It probably doesn’t need to be pointed out that I love food and I love cooking, but I guess I often take for granted that this love is not shared by all. Today, a friend said to me, “I don’t like cooking, I think of food just as fuel and I want the process to be as quick as possible.” She did follow this comment up by saying, “But I love your blog – it’s good for food dummies like me.” She’s not really a food dummy, but I understand her reluctance to let food preparation take time away from her little girls. In her honor, tonight we made black bean quesadillas and cilantro lime rice. Quick, easy, delicious.
Black Bean Quesadillas
Refried black beans
Shredded Mexican blend cheese
Chopped garlic chives
Corn tortillas (or small flour tortillas)
I like to prepare a few quesadillas and then cook them two at a time. Think of a quesadilla like a grilled cheese sandwich – the possibilities are endless. Tonight I spread some refried black beans (about 1 large spoonful) on a corn tortilla, sprinkled some shredded cheese over the top, and finished it off with some garlic chives from a fabulous herb gardener in Rutherfordton, NC – Carolyn Elgin. Top off your ingredients with another corn tortilla and press down so the two tortillas stick together. Try to make the cheese extend almost to the edge of the tortilla to help the quesadilla seal together while it is cooking.

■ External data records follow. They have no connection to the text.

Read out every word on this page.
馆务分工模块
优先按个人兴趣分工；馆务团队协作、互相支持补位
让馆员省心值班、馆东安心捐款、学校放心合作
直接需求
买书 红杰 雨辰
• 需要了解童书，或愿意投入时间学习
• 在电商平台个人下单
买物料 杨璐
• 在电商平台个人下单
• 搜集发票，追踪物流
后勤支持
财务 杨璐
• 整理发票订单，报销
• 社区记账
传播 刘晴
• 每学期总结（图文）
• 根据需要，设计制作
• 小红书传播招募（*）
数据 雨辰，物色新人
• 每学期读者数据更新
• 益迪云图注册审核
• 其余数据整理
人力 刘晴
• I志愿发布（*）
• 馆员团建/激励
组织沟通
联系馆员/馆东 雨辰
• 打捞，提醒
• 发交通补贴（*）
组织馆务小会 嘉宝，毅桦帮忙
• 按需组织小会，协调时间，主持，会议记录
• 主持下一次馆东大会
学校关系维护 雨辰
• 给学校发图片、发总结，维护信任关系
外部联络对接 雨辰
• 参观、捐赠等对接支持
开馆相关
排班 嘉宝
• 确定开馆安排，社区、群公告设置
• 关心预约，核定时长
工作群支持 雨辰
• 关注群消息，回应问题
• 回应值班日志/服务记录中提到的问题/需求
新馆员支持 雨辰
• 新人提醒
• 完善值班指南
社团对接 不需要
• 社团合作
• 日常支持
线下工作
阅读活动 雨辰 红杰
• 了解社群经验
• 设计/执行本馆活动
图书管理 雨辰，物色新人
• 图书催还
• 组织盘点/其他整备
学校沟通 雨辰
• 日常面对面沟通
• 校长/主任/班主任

|Kid-sized pieces of quesadilla|
Cook over medium to medium high heat for a few minutes, flip it over and continue cooking for a few more minutes. I like to snip my quesadillas into bite-size, kid friendly pieces (using my handy kitchen shears) so my children basically can have a free-for-all when it comes to the table. Quesadillas also make an excellent after school snack and they taste great packed in a lunch box for the next day (although we rarely have any extra – but, in theory, it’s a nice idea.)
Serving size … Four quesadillas (using 8 small corn tortillas and about 1/2 cup refried beans) fed three small children.

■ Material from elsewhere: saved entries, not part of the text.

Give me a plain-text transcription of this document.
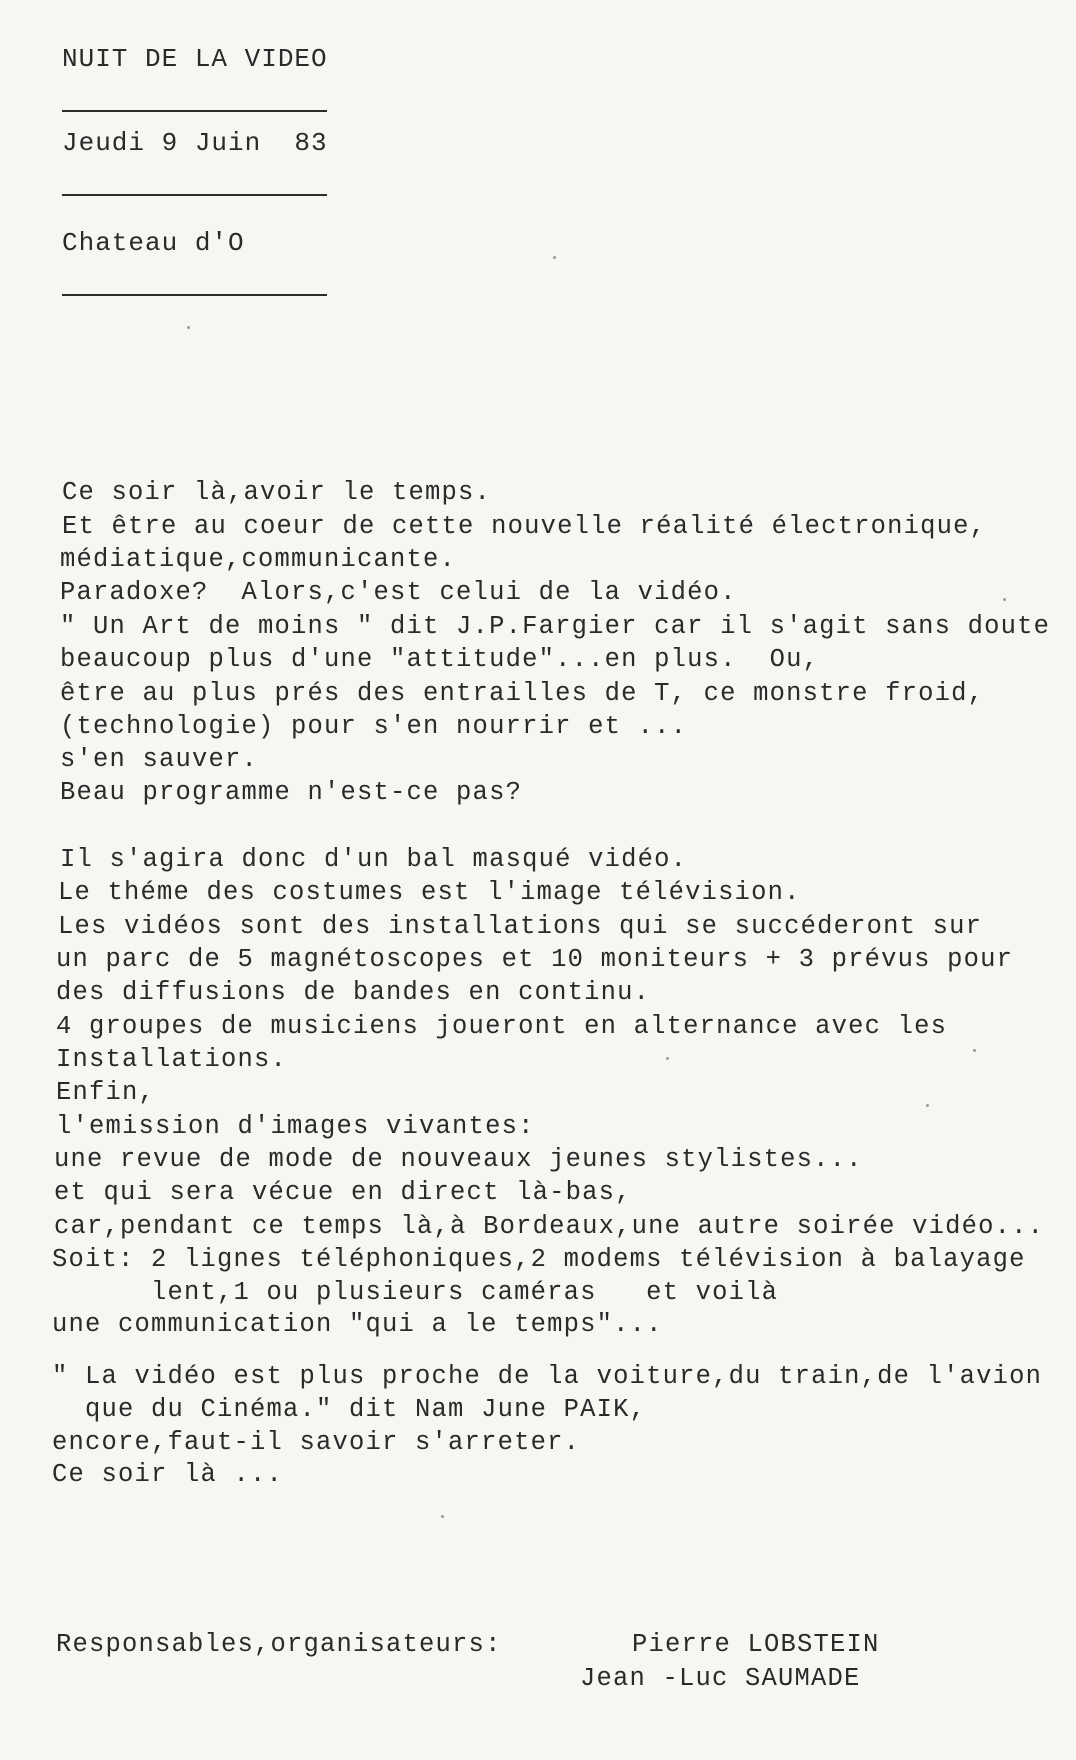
NUIT DE LA VIDEO
Jeudi 9 Juin  83
Chateau d'O
Ce soir là,avoir le temps.
Et être au coeur de cette nouvelle réalité électronique,
médiatique,communicante.
Paradoxe?  Alors,c'est celui de la vidéo.
" Un Art de moins " dit J.P.Fargier car il s'agit sans doute
beaucoup plus d'une "attitude"...en plus.  Ou,
être au plus prés des entrailles de T, ce monstre froid,
(technologie) pour s'en nourrir et ...
s'en sauver.
Beau programme n'est-ce pas?
Il s'agira donc d'un bal masqué vidéo.
Le théme des costumes est l'image télévision.
Les vidéos sont des installations qui se succéderont sur
un parc de 5 magnétoscopes et 10 moniteurs + 3 prévus pour
des diffusions de bandes en continu.
4 groupes de musiciens joueront en alternance avec les
Installations.
Enfin,
l'emission d'images vivantes:
une revue de mode de nouveaux jeunes stylistes...
et qui sera vécue en direct là-bas,
car,pendant ce temps là,à Bordeaux,une autre soirée vidéo...
Soit: 2 lignes téléphoniques,2 modems télévision à balayage
lent,1 ou plusieurs caméras   et voilà
une communication "qui a le temps"...
" La vidéo est plus proche de la voiture,du train,de l'avion
que du Cinéma." dit Nam June PAIK,
encore,faut-il savoir s'arreter.
Ce soir là ...
Responsables,organisateurs:	Pierre LOBSTEIN
Jean -Luc SAUMADE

Serving suggestion … top the quesadillas with a little bit of sour cream and serve with cilantro lime rice and a side of cherry tomatoes for a quick and easy meal.

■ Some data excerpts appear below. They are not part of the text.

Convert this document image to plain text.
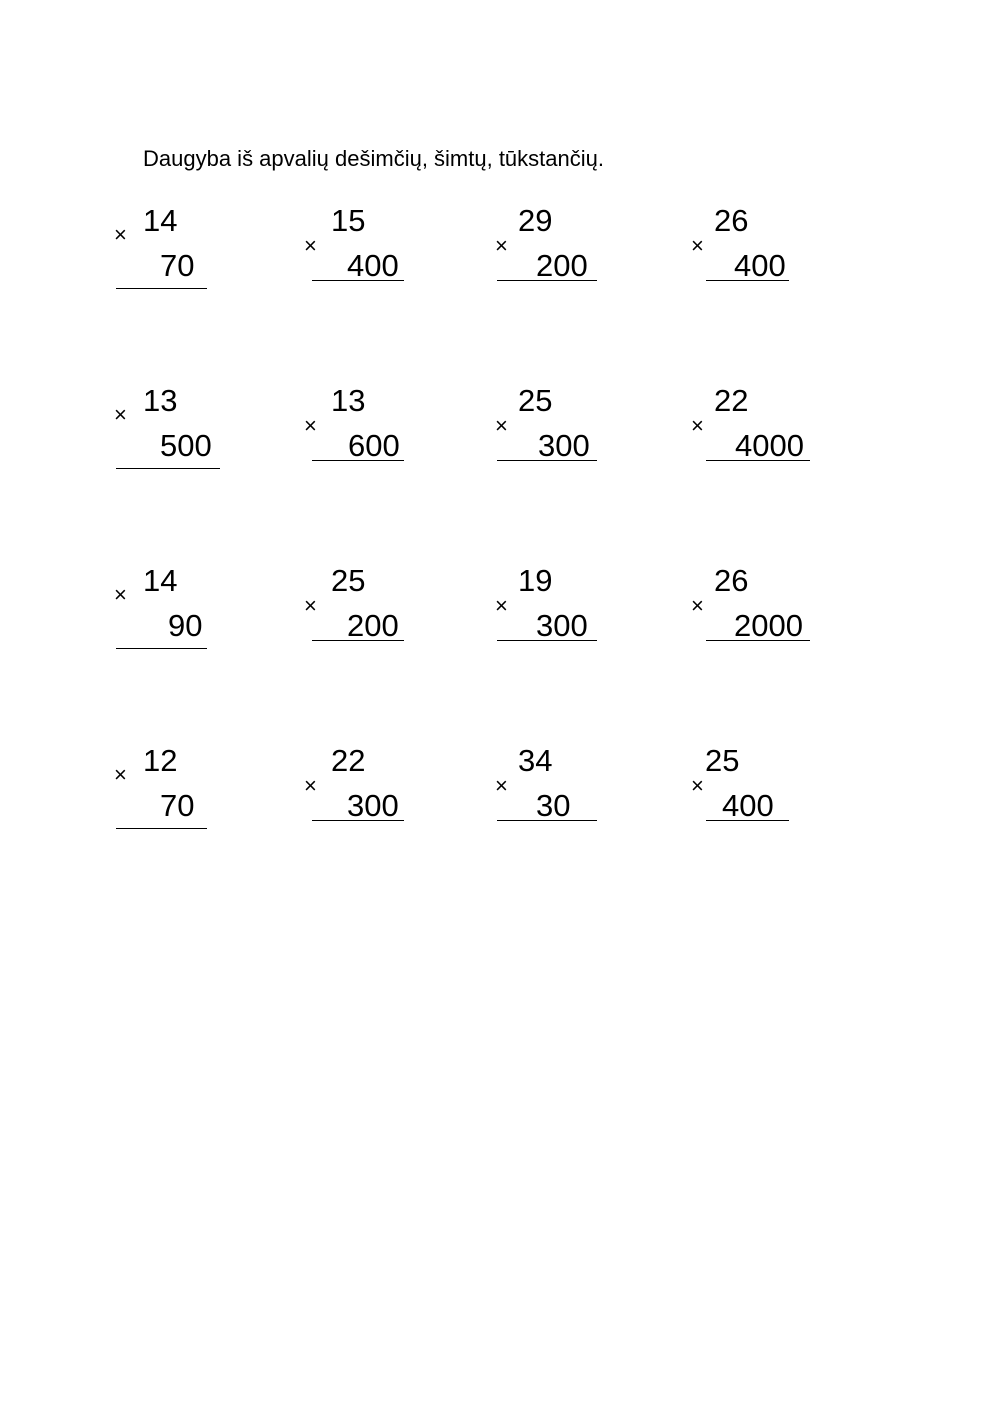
Daugyba iš apvalių dešimčių, šimtų, tūkstančių.
× 14
70
×
15
400
×
29
200
×
26
400
× 13
500
×
13
600
×
25
300
×
22
4000
× 14
90
×
25
200
×
19
300
×
26
2000
× 12
70
×
22
300
×
34
30
×
25
400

To make cilantro lime rice … prepare rice (I cooked 1 cup of brown rice in my rice cooker) and then add a few squeezes of lime (about 1/4 of a lime), a handful of chopped cilantro (mine came from the Greene Family Farm), and some salt (I like kosher salt or sea salt) to your cooked rice. Lightly combine together using a fork. As summer approaches, there are a lot of things that taste great with lime and salt – why not your rice? Enjoy!